EDIT: One answer I found to a similar question is here
Consuming a rabbitmq message queue with multiple threads (Python Kombu)
and the answer is to "use celery", whatever that means. I don't buy it, I shouldn't need anything remotely as sophisticated as celery. In particular, I'm not trying to set up an RPC and I don't need to read replies from the do_stuff routines.
EDIT 2: The print pattern that I expected would be the following. I do
python send.py first message......
python send.py second message.
python send.py third message.
python send.py fourth message.
and the print pattern would be
launch thread
start consuming
[x] received 'first message......'
launch thread
start consuming
[x] received 'second message.'
launch thread
start consuming
[x] received 'third message.'
[x] received 'fourth message.'
The problem is that you're making the thread daemonic:
td = Threaded_worker()
td.setDaemon(True) # Shouldn't do that.
td.start()
Daemonic threads will be terminated as soon as the main thread exits:
A thread can be flagged as a “daemon thread”. The significance of this
flag is that the entire Python program exits when only daemon threads
are left. The initial value is inherited from the creating thread. The
flag can be set through the daemon property.
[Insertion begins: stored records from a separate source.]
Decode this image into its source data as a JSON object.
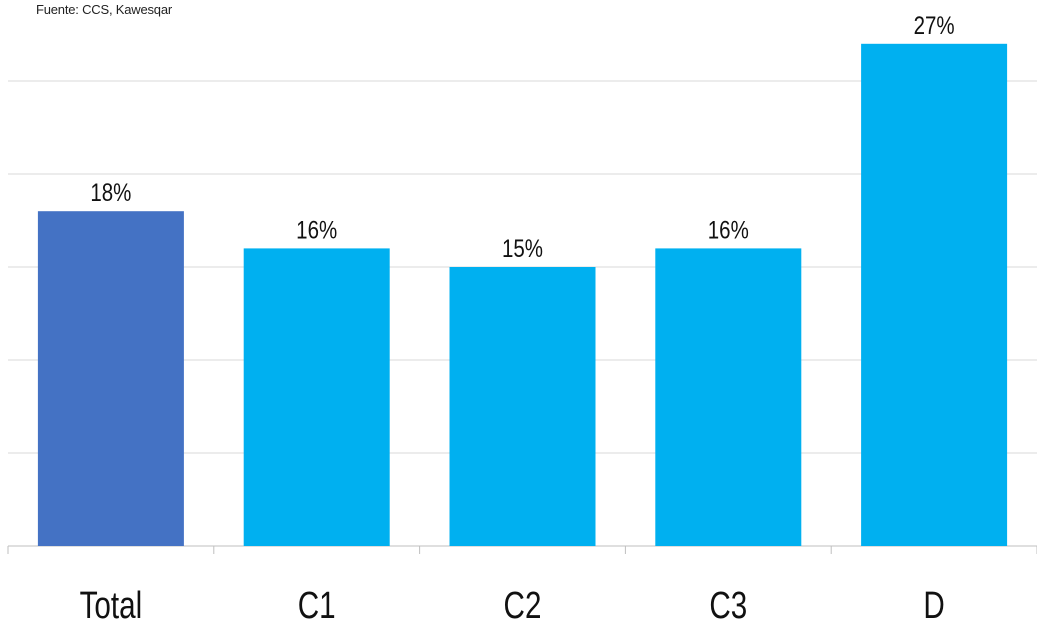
{
  "source": "Fuente: CCS, Kawesqar",
  "chart_data": {
    "type": "bar",
    "categories": [
      "Total",
      "C1",
      "C2",
      "C3",
      "D"
    ],
    "values": [
      18,
      16,
      15,
      16,
      27
    ],
    "data_labels": [
      "18%",
      "16%",
      "15%",
      "16%",
      "27%"
    ],
    "unit": "%",
    "title": "",
    "xlabel": "",
    "ylabel": "",
    "ylim": [
      0,
      30
    ],
    "grid": true,
    "legend": "none",
    "colors": {
      "highlight": "#4472C4",
      "bar": "#00B0F0",
      "grid": "#D9D9D9",
      "axis": "#BFBFBF",
      "text": "#111111"
    },
    "highlight_index": 0
  }
}
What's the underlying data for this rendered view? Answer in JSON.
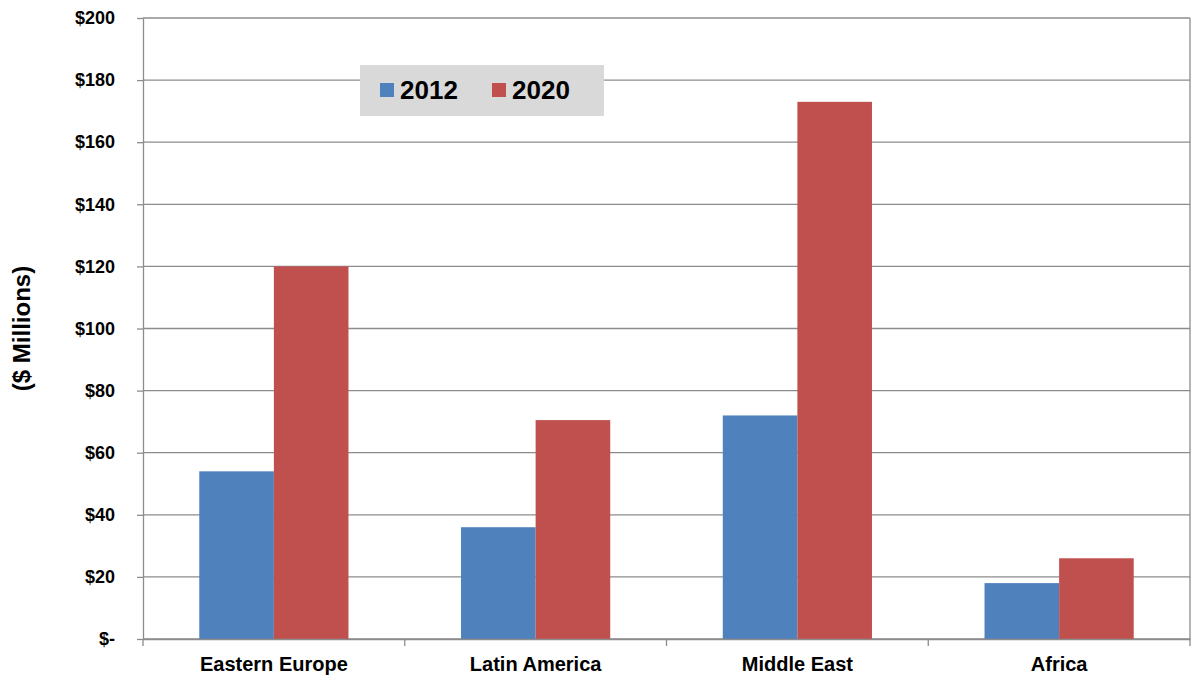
{
  "chart_data": {
    "type": "bar",
    "categories": [
      "Eastern Europe",
      "Latin America",
      "Middle East",
      "Africa"
    ],
    "series": [
      {
        "name": "2012",
        "color": "#4f81bd",
        "values": [
          54,
          36,
          72,
          18
        ]
      },
      {
        "name": "2020",
        "color": "#c0504d",
        "values": [
          120,
          70.5,
          173,
          26
        ]
      }
    ],
    "y_label": "($ Millions)",
    "ylim": [
      0,
      200
    ],
    "yticks": [
      {
        "value": 0,
        "label": "$-"
      },
      {
        "value": 20,
        "label": "$20"
      },
      {
        "value": 40,
        "label": "$40"
      },
      {
        "value": 60,
        "label": "$60"
      },
      {
        "value": 80,
        "label": "$80"
      },
      {
        "value": 100,
        "label": "$100"
      },
      {
        "value": 120,
        "label": "$120"
      },
      {
        "value": 140,
        "label": "$140"
      },
      {
        "value": 160,
        "label": "$160"
      },
      {
        "value": 180,
        "label": "$180"
      },
      {
        "value": 200,
        "label": "$200"
      }
    ],
    "grid": true,
    "legend": "top-left"
  }
}
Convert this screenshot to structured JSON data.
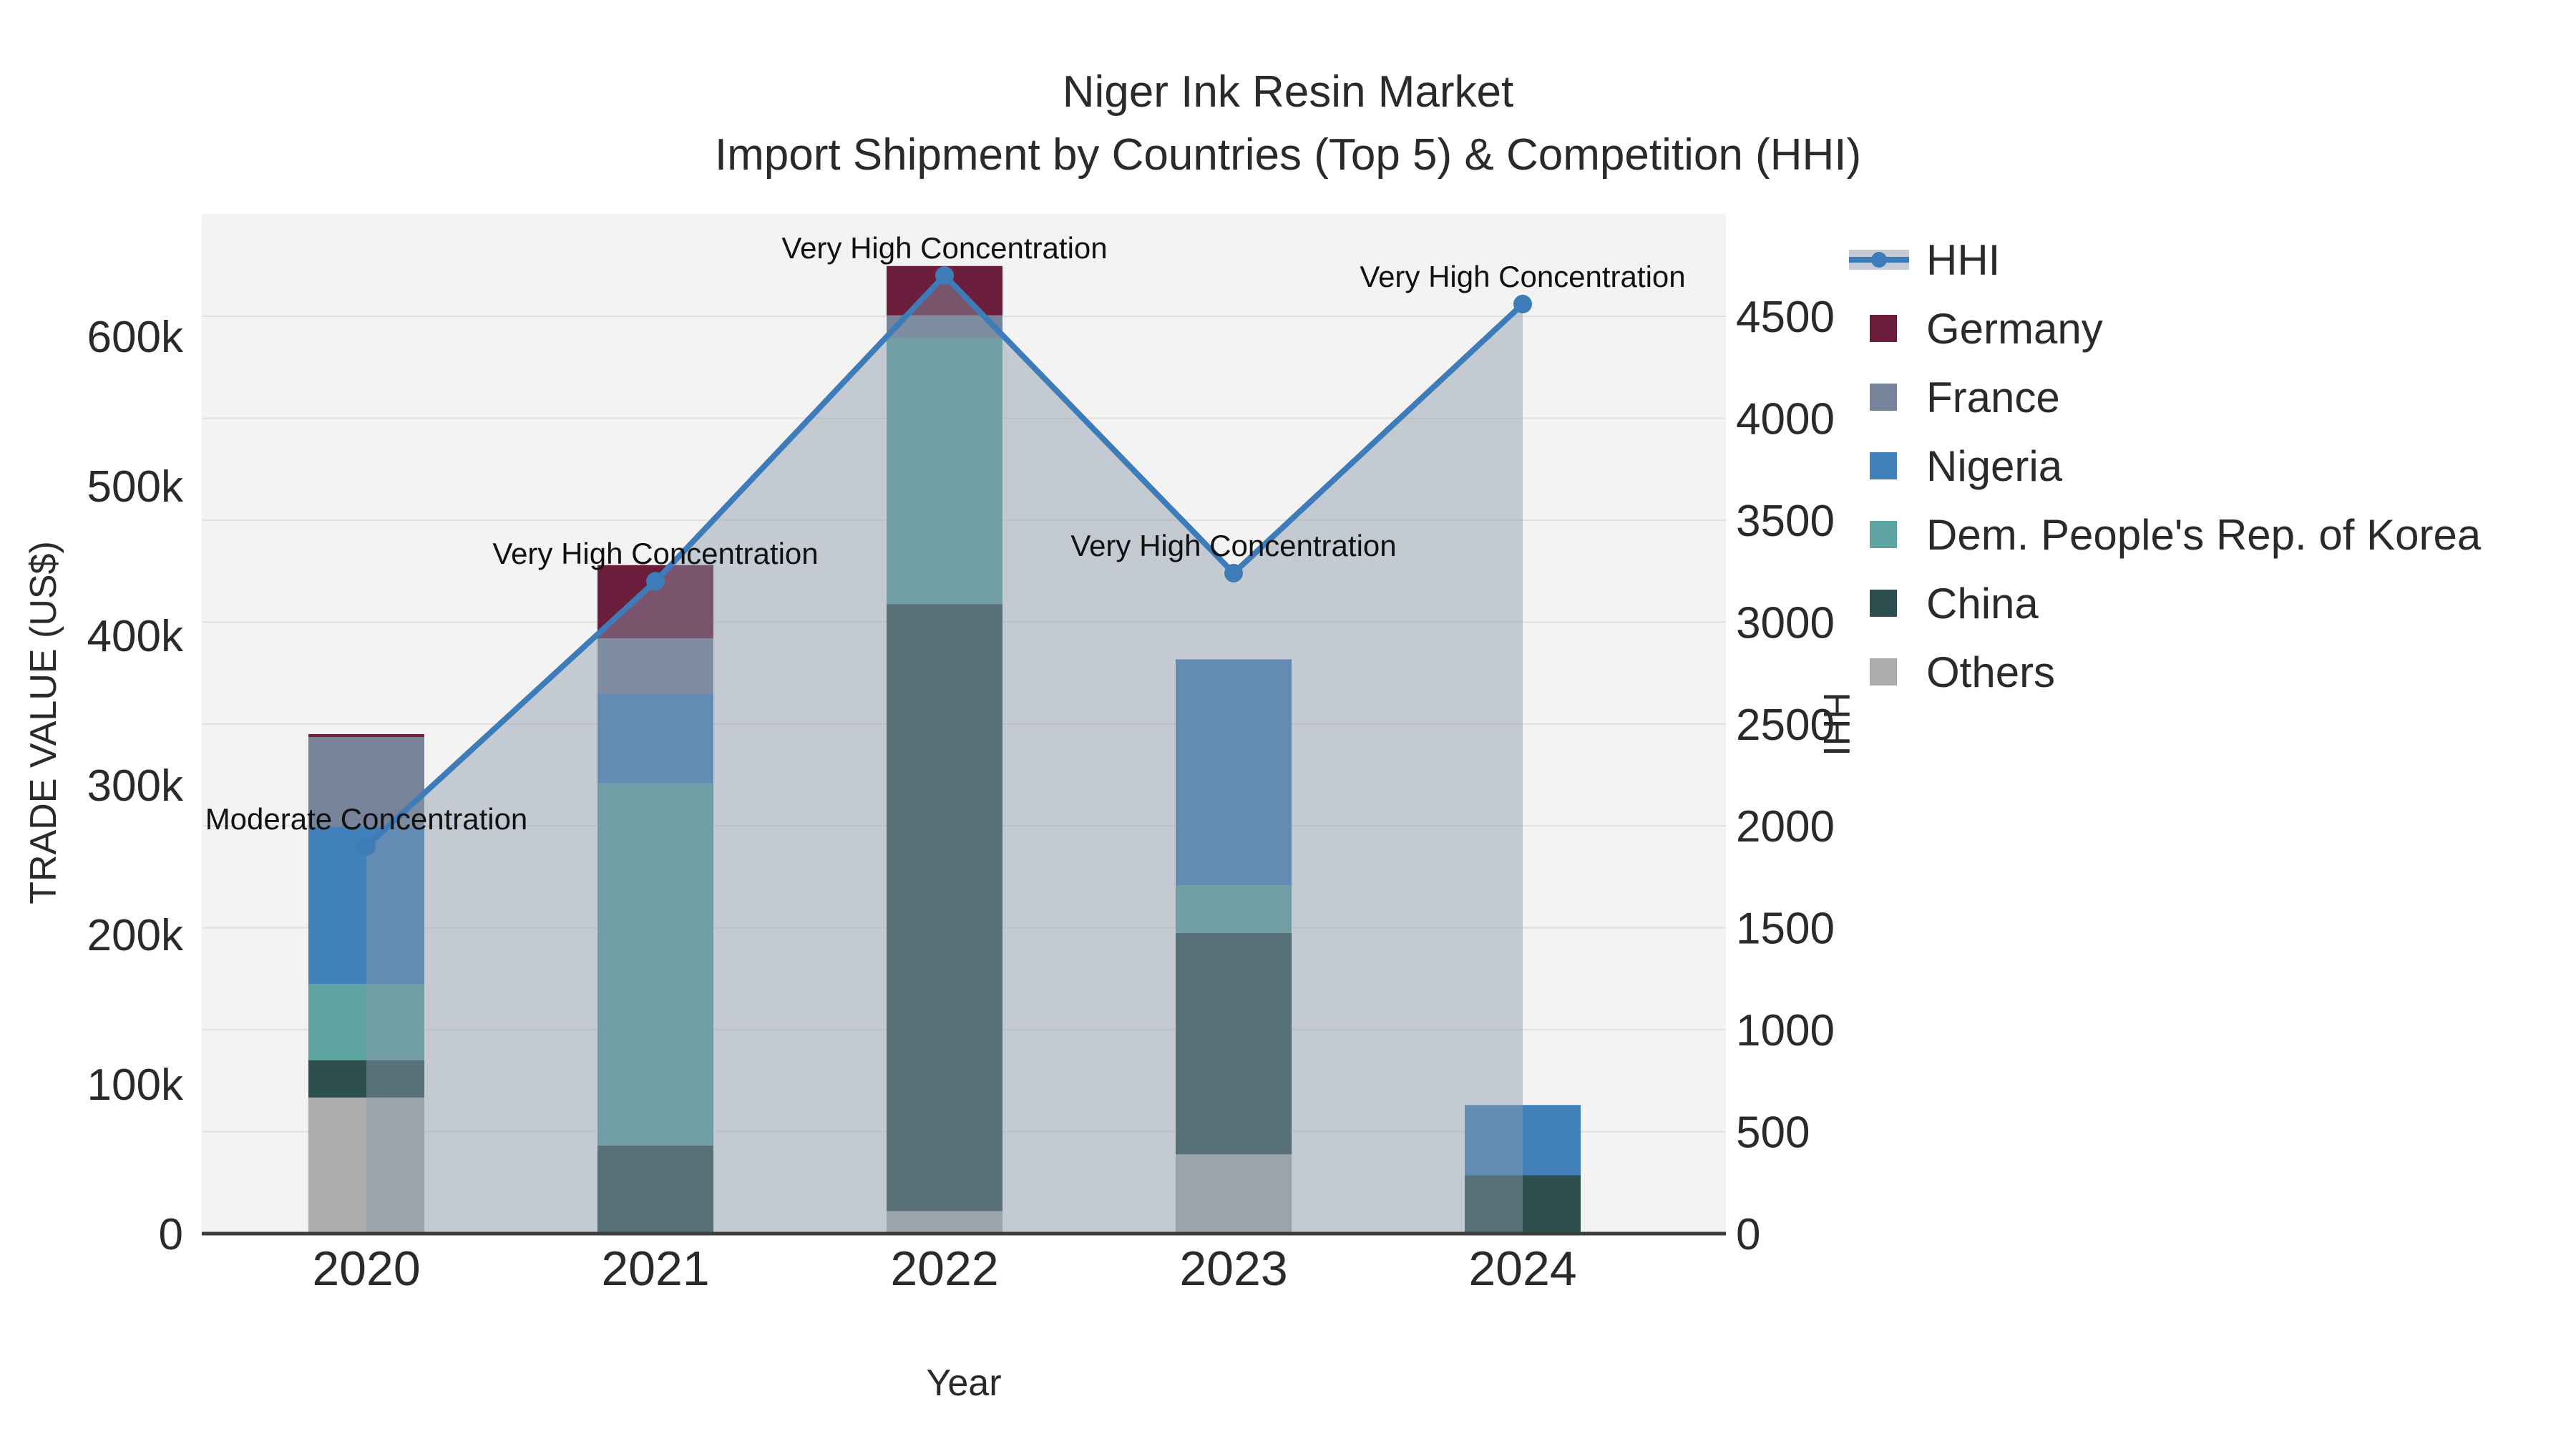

Leave out setDaemon(True) and you should see it behave the way you expect.
Also, the pika FAQ has a note about how to use it with threads:
Pika does not have any notion of threading in the code. If you want to
use Pika with threading, make sure you have a Pika connection per
thread, created in that thread. It is not safe to share one Pika
connection across threads.
This suggests you should move everything you're doing in __init__() into run(), so that the connection is created in the same thread you're actually consuming from the queue in.